- First tankōbon volume cover, featuring Hoshi

女の園の星
- Genre: Comedy
- Written by: Yama Wayama
- Published by: Shodensha
- Imprint: Feel Comics Swing
- Magazine: Feel Young
- Original run: January 8, 2020 – present
- Volumes: 5
- Directed by: Mamoru Hatakeyama
- Produced by: Yuka Okayasu
- Written by: Teruko Utsumi
- Music by: Kei Haneoka
- Studio: Lapin Track
- Released: December 8, 2022
- Anime and manga portal

= Onna no Sono no Hoshi =

Japanese manga series

Onna no Sono no Hoshi (女の園の星) is a Japanese manga series written and illustrated by Yama Wayama. It has been serialized in Shodensha's josei manga magazine Feel Young since January 2020, with its chapters collected into five tankōbon volumes as of September 2026. The story follows Hoshi-sensei, a teacher at an all-girls school, navigates a whirlwind of quirky student antics and playful colleague interactions, leading to a series of offbeat comedic moments.
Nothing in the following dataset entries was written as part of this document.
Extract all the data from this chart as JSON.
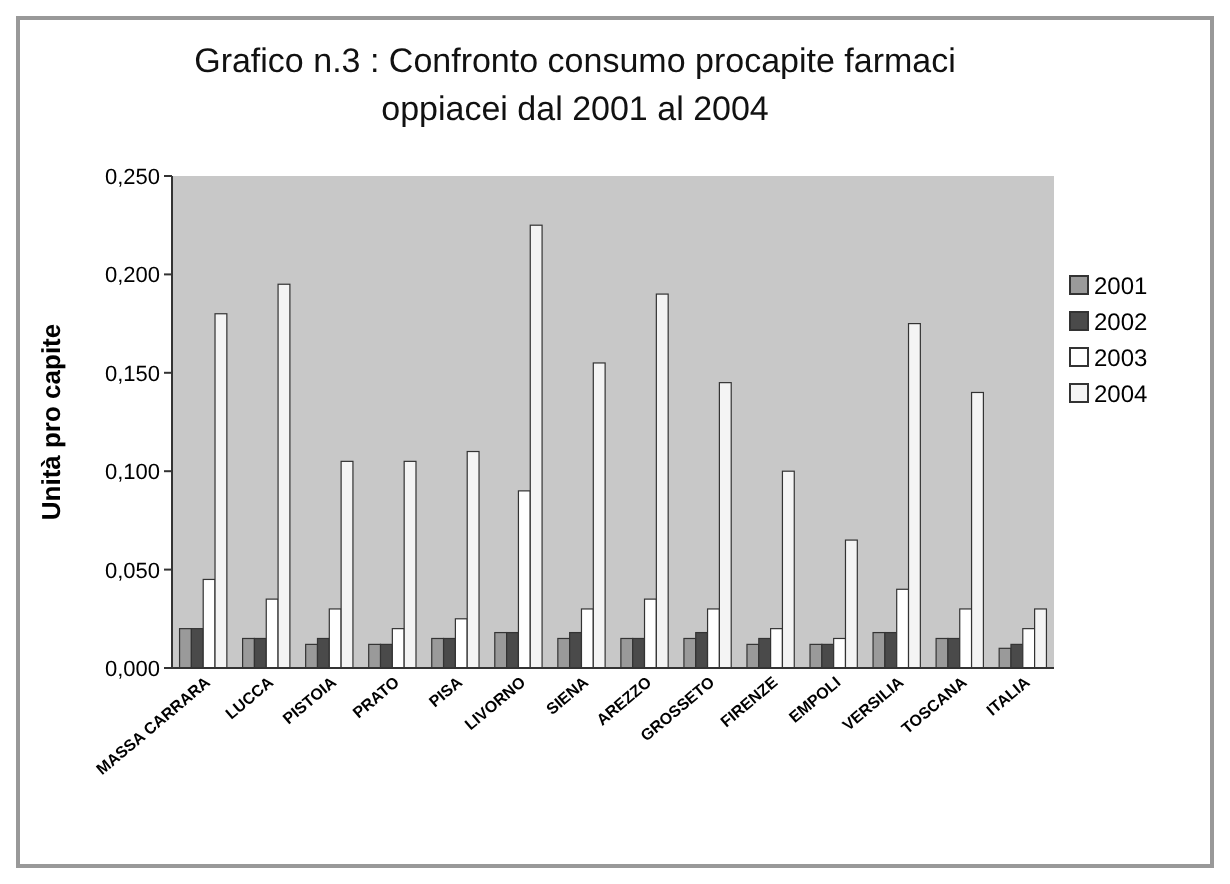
{
  "chart_data": {
    "type": "bar",
    "title": "Grafico n.3 : Confronto consumo procapite farmaci oppiacei dal 2001 al 2004",
    "ylabel": "Unità pro capite",
    "categories": [
      "MASSA CARRARA",
      "LUCCA",
      "PISTOIA",
      "PRATO",
      "PISA",
      "LIVORNO",
      "SIENA",
      "AREZZO",
      "GROSSETO",
      "FIRENZE",
      "EMPOLI",
      "VERSILIA",
      "TOSCANA",
      "ITALIA"
    ],
    "series": [
      {
        "name": "2001",
        "color": "#9a9a9a",
        "values": [
          0.02,
          0.015,
          0.012,
          0.012,
          0.015,
          0.018,
          0.015,
          0.015,
          0.015,
          0.012,
          0.012,
          0.018,
          0.015,
          0.01
        ]
      },
      {
        "name": "2002",
        "color": "#4a4a4a",
        "values": [
          0.02,
          0.015,
          0.015,
          0.012,
          0.015,
          0.018,
          0.018,
          0.015,
          0.018,
          0.015,
          0.012,
          0.018,
          0.015,
          0.012
        ]
      },
      {
        "name": "2003",
        "color": "#ffffff",
        "values": [
          0.045,
          0.035,
          0.03,
          0.02,
          0.025,
          0.09,
          0.03,
          0.035,
          0.03,
          0.02,
          0.015,
          0.04,
          0.03,
          0.02
        ]
      },
      {
        "name": "2004",
        "color": "#f4f4f4",
        "values": [
          0.18,
          0.195,
          0.105,
          0.105,
          0.11,
          0.225,
          0.155,
          0.19,
          0.145,
          0.1,
          0.065,
          0.175,
          0.14,
          0.03
        ]
      }
    ],
    "ylim": [
      0,
      0.25
    ],
    "yticks": [
      {
        "value": 0,
        "label": "0,000"
      },
      {
        "value": 0.05,
        "label": "0,050"
      },
      {
        "value": 0.1,
        "label": "0,100"
      },
      {
        "value": 0.15,
        "label": "0,150"
      },
      {
        "value": 0.2,
        "label": "0,200"
      },
      {
        "value": 0.25,
        "label": "0,250"
      }
    ],
    "legend": "right"
  }
}
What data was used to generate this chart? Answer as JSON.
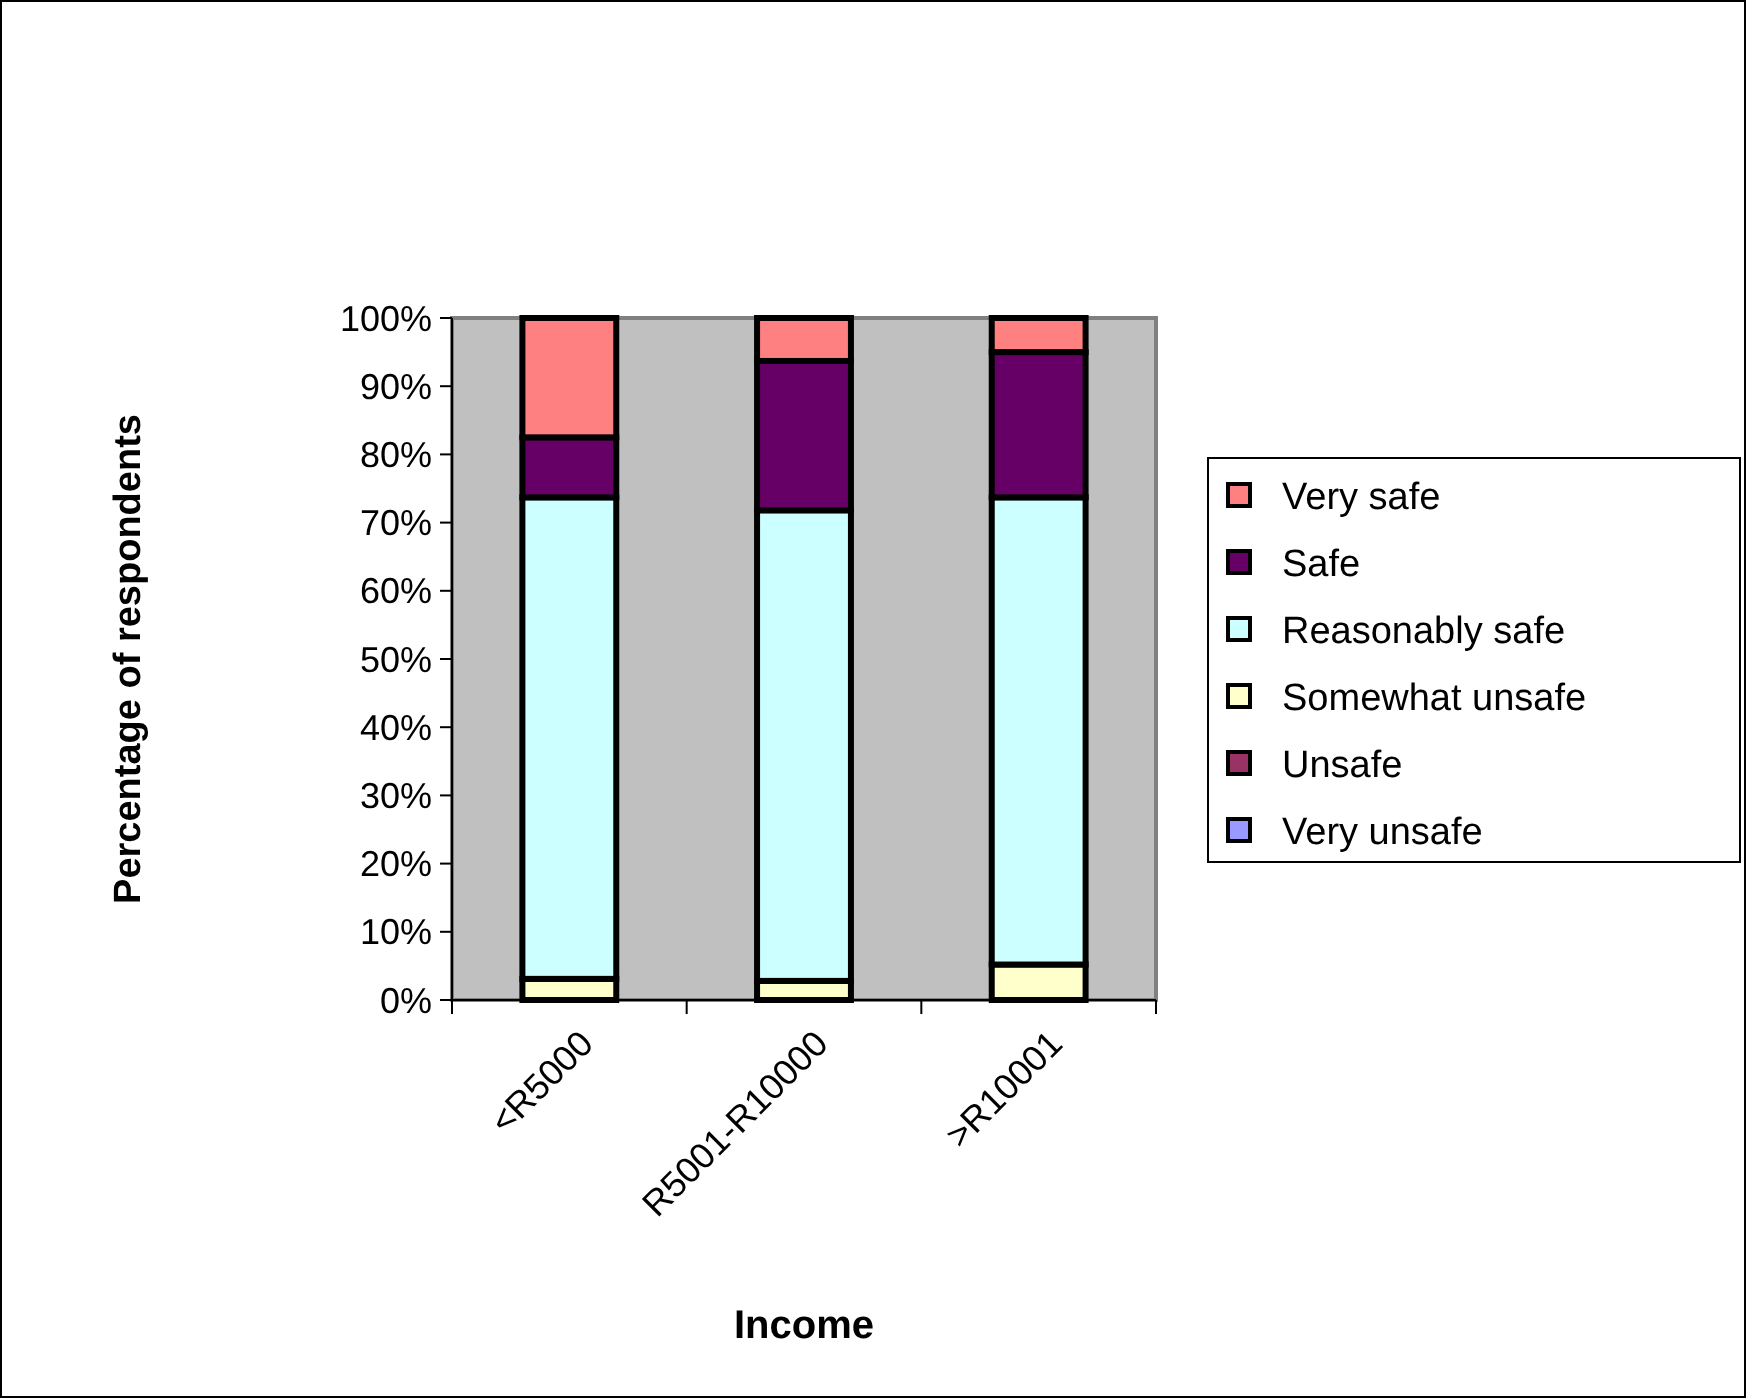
{
  "chart_data": {
    "type": "bar",
    "stacked": true,
    "xlabel": "Income",
    "ylabel": "Percentage of respondents",
    "categories": [
      "<R5000",
      "R5001-R10000",
      ">R10001"
    ],
    "series": [
      {
        "name": "Very unsafe",
        "color": "#9999ff",
        "values": [
          0,
          0,
          0
        ]
      },
      {
        "name": "Unsafe",
        "color": "#993366",
        "values": [
          0,
          0,
          0
        ]
      },
      {
        "name": "Somewhat unsafe",
        "color": "#ffffcc",
        "values": [
          3.1,
          2.8,
          5.2
        ]
      },
      {
        "name": "Reasonably safe",
        "color": "#ccffff",
        "values": [
          70.6,
          69.0,
          68.5
        ]
      },
      {
        "name": "Safe",
        "color": "#660066",
        "values": [
          8.8,
          21.9,
          21.3
        ]
      },
      {
        "name": "Very safe",
        "color": "#ff8080",
        "values": [
          17.5,
          6.3,
          5.0
        ]
      }
    ],
    "ylim": [
      0,
      100
    ],
    "yticks": [
      {
        "value": 0,
        "label": "0%"
      },
      {
        "value": 10,
        "label": "10%"
      },
      {
        "value": 20,
        "label": "20%"
      },
      {
        "value": 30,
        "label": "30%"
      },
      {
        "value": 40,
        "label": "40%"
      },
      {
        "value": 50,
        "label": "50%"
      },
      {
        "value": 60,
        "label": "60%"
      },
      {
        "value": 70,
        "label": "70%"
      },
      {
        "value": 80,
        "label": "80%"
      },
      {
        "value": 90,
        "label": "90%"
      },
      {
        "value": 100,
        "label": "100%"
      }
    ],
    "grid": false,
    "legend": "right"
  }
}
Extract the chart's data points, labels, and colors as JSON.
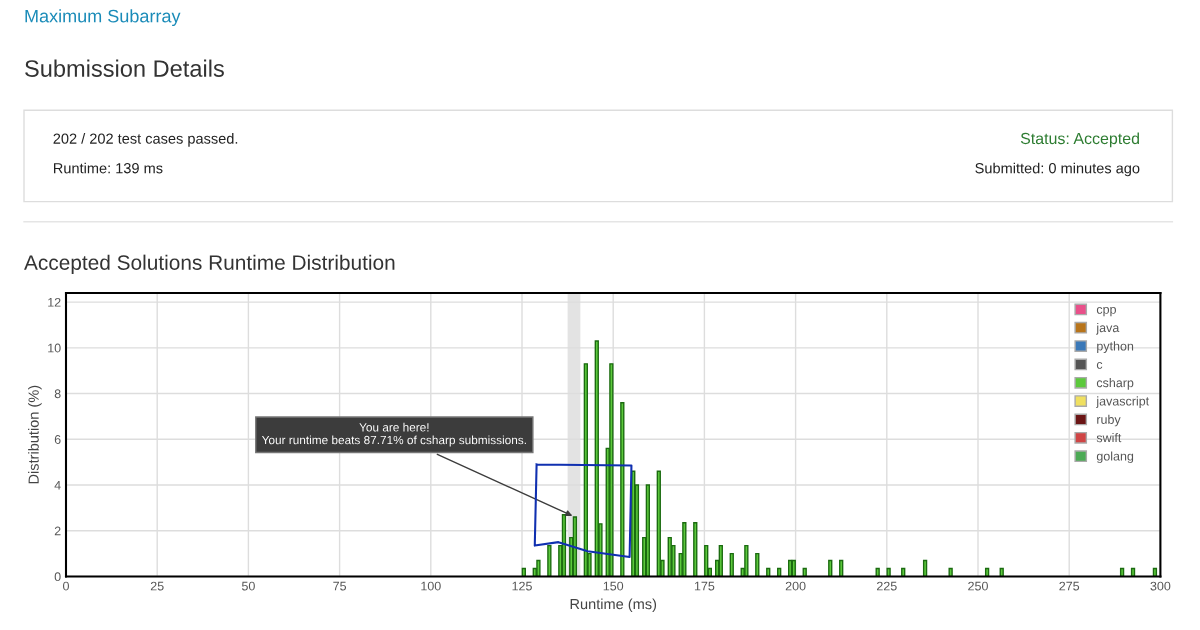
{
  "chart_data": {
    "type": "bar",
    "title": "Accepted Solutions Runtime Distribution",
    "xlabel": "Runtime (ms)",
    "ylabel": "Distribution (%)",
    "xlim": [
      0,
      300
    ],
    "xticks": [
      0,
      25,
      50,
      75,
      100,
      125,
      150,
      175,
      200,
      225,
      250,
      275,
      300
    ],
    "ylim": [
      0,
      12.4
    ],
    "yticks": [
      0,
      2,
      4,
      6,
      8,
      10,
      12
    ],
    "grid": true,
    "legend": "top right",
    "bands": [
      {
        "axis": "x",
        "from": 137.5,
        "to": 141,
        "color": "#e3e3e3"
      }
    ],
    "series": [
      {
        "name": "cpp",
        "color": "#e9508a"
      },
      {
        "name": "java",
        "color": "#b8741a"
      },
      {
        "name": "python",
        "color": "#3a78b8"
      },
      {
        "name": "c",
        "color": "#555555"
      },
      {
        "name": "csharp",
        "color": "#5cc93c",
        "x": [
          125.5,
          128.5,
          129.5,
          132.5,
          135.5,
          136.5,
          138.5,
          139.5,
          142.5,
          143.5,
          145.5,
          146.5,
          148.5,
          149.5,
          152.5,
          155.5,
          156.5,
          158.5,
          159.5,
          162.5,
          163.5,
          165.5,
          166.5,
          168.5,
          169.5,
          172.5,
          175.5,
          176.5,
          178.5,
          179.5,
          182.5,
          185.5,
          186.5,
          189.5,
          192.5,
          195.5,
          198.5,
          199.5,
          202.5,
          209.5,
          212.5,
          222.5,
          225.5,
          229.5,
          235.5,
          242.5,
          252.5,
          256.5,
          289.5,
          292.5,
          298.5
        ],
        "values": [
          0.35,
          0.35,
          0.7,
          1.35,
          1.35,
          2.7,
          1.7,
          2.6,
          9.3,
          1.0,
          10.3,
          2.3,
          5.6,
          9.3,
          7.6,
          4.6,
          4.0,
          1.7,
          4.0,
          4.6,
          0.7,
          1.7,
          1.35,
          1.0,
          2.35,
          2.35,
          1.35,
          0.35,
          0.7,
          1.35,
          1.0,
          0.35,
          1.35,
          1.0,
          0.35,
          0.35,
          0.7,
          0.7,
          0.35,
          0.7,
          0.7,
          0.35,
          0.35,
          0.35,
          0.7,
          0.35,
          0.35,
          0.35,
          0.35,
          0.35,
          0.35
        ]
      },
      {
        "name": "javascript",
        "color": "#f0e060"
      },
      {
        "name": "ruby",
        "color": "#6b1515"
      },
      {
        "name": "swift",
        "color": "#d04545"
      },
      {
        "name": "golang",
        "color": "#4caa55"
      }
    ],
    "annotations": [
      "Maximum Subarray",
      "Submission Details",
      "202 / 202 test cases passed.",
      "Runtime: 139 ms",
      "Status: Accepted",
      "Submitted: 0 minutes ago",
      {
        "text": "You are here!\nYour runtime beats 87.71% of csharp submissions.",
        "x": 139.5,
        "y": 2.6
      }
    ]
  }
}
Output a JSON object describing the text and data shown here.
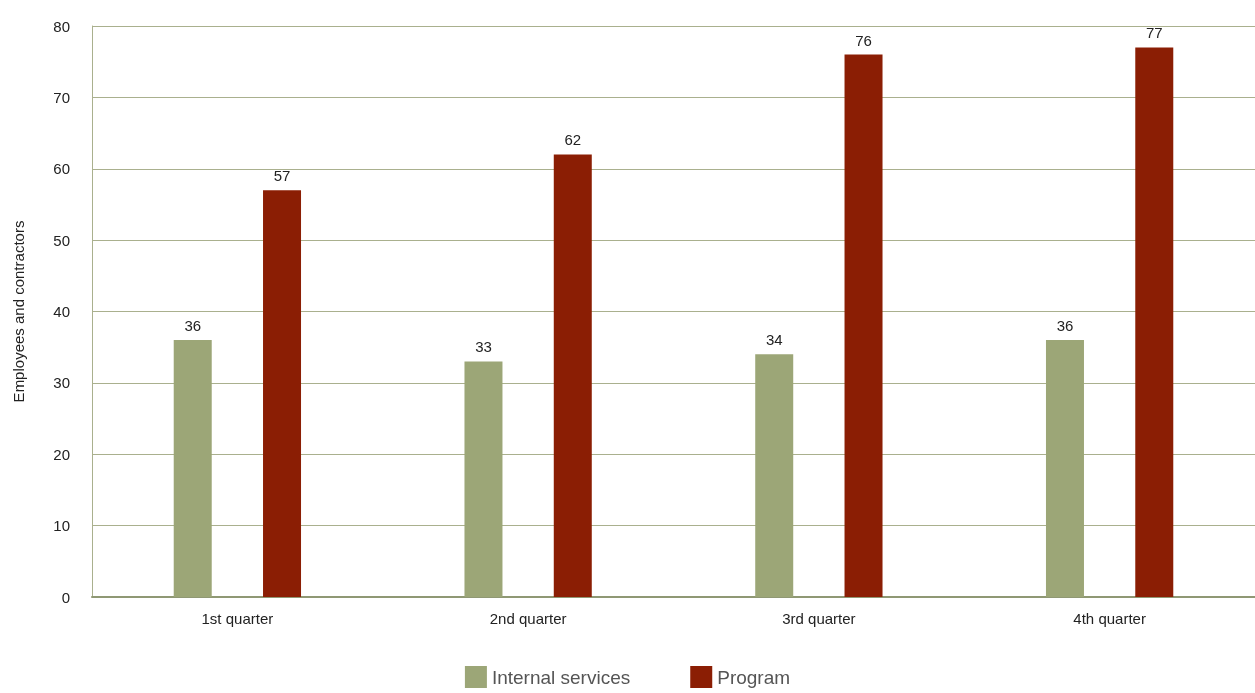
{
  "chart_data": {
    "type": "bar",
    "ylabel": "Employees and contractors",
    "categories": [
      "1st quarter",
      "2nd quarter",
      "3rd quarter",
      "4th quarter"
    ],
    "series": [
      {
        "name": "Internal services",
        "color": "#9ca677",
        "values": [
          36,
          33,
          34,
          36
        ]
      },
      {
        "name": "Program",
        "color": "#8b1e04",
        "values": [
          57,
          62,
          76,
          77
        ]
      }
    ],
    "ylim": [
      0,
      80
    ],
    "yticks": [
      0,
      10,
      20,
      30,
      40,
      50,
      60,
      70,
      80
    ],
    "grid": "y",
    "legend": "bottom",
    "data_labels": true
  }
}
An original video animation adaptation produced by Lapin Track was released in December 2022. By September 2024, the manga had over 2.45 million copies in circulation.

== Synopsis ==
The series follows the everyday life of Hoshi, a male Japanese language teacher at an all-girls school. His various exploits are examined in a slice of life format, such as looking after the class pet dog, giving advice to students, and drinking with his co-workers.

== Characters ==
- Hoshi-sensei (星先生)

A Japanese language teacher at an all-girls school.
- Kobayashi-sensei (小林先生)

A teacher at the school where Hoshi works, and friend to Hoshi.
- Kagawa (香川)

A student in Hoshi's class.

== Media ==
=== Manga ===
Written and illustrated by Yama Wayama, Onna no Sono no Hoshi began serialization in Shodensha's josei manga magazine Feel Young on January 8, 2020. As of September 2026, five tankōbon volumes have been released.

==== Volumes ====

| No. | Japanese release date | Japanese ISBN |
|---|---|---|
| 1 | July 8, 2020 | 978-4-39-676797-6 |
| 2 | May 8, 2021 | 978-4-39-676819-5 |
| 3 | December 8, 2022 | 978-4-39-676869-0 978-4-39-676870-6 (special edition) |
| 4 | October 8, 2024 | 978-4-39-675053-4 978-4-39-675054-1 (special edition) |
| 5 | September 8, 2026 | 978-4-39-675104-3 |

=== Original video animation ===
In August 2022, it was announced that the manga would be adapted into an original video animation (OVA). It was produced by Lapin Track and directed by Mamoru Hatakeyama, with scripts written by Teruko Utsumi, character designs handled by Naho Kozono, who also served as chief animation director, and music composed by Kei Haneoka. The OVA is in a Blu-ray Disc that was bundled with a special edition of the manga's third volume, which was released on December 8, 2022.

== Reception ==
By September 2021, Onna no Sono no Hoshi had over 1 million copies in circulation; it had over 1.6 million copies in circulation by December 2022; and over 2.45 million copies in circulation by September 2024.

The series ranked ninth on the 2020 "Book of the Year" list by Da Vinci magazine; it ranked sixth on the 2021 list; and seventh on the 2023 list. It topped Takarajimasha's Kono Manga ga Sugoi! 2021 list of best manga for female readers; it also ranked fifth on the 2022 list. The series ranked seventh in the 14th Manga Taishō in 2021; it ranked fourth in the 15th edition in 2022; third in the 16th edition in 2023, tying with You and I Are Polar Opposites; and seventh in the 18th edition in 2025. The series ranked fourth in the 2021 Next Manga Award in the print category. It won the Social Impact Award in the manga division at the 25th Japan Media Arts Festival in 2022. The manga was nominated for the 47th Kodansha Manga Award in the general category in 2023, and the 49th edition in the same category in 2025.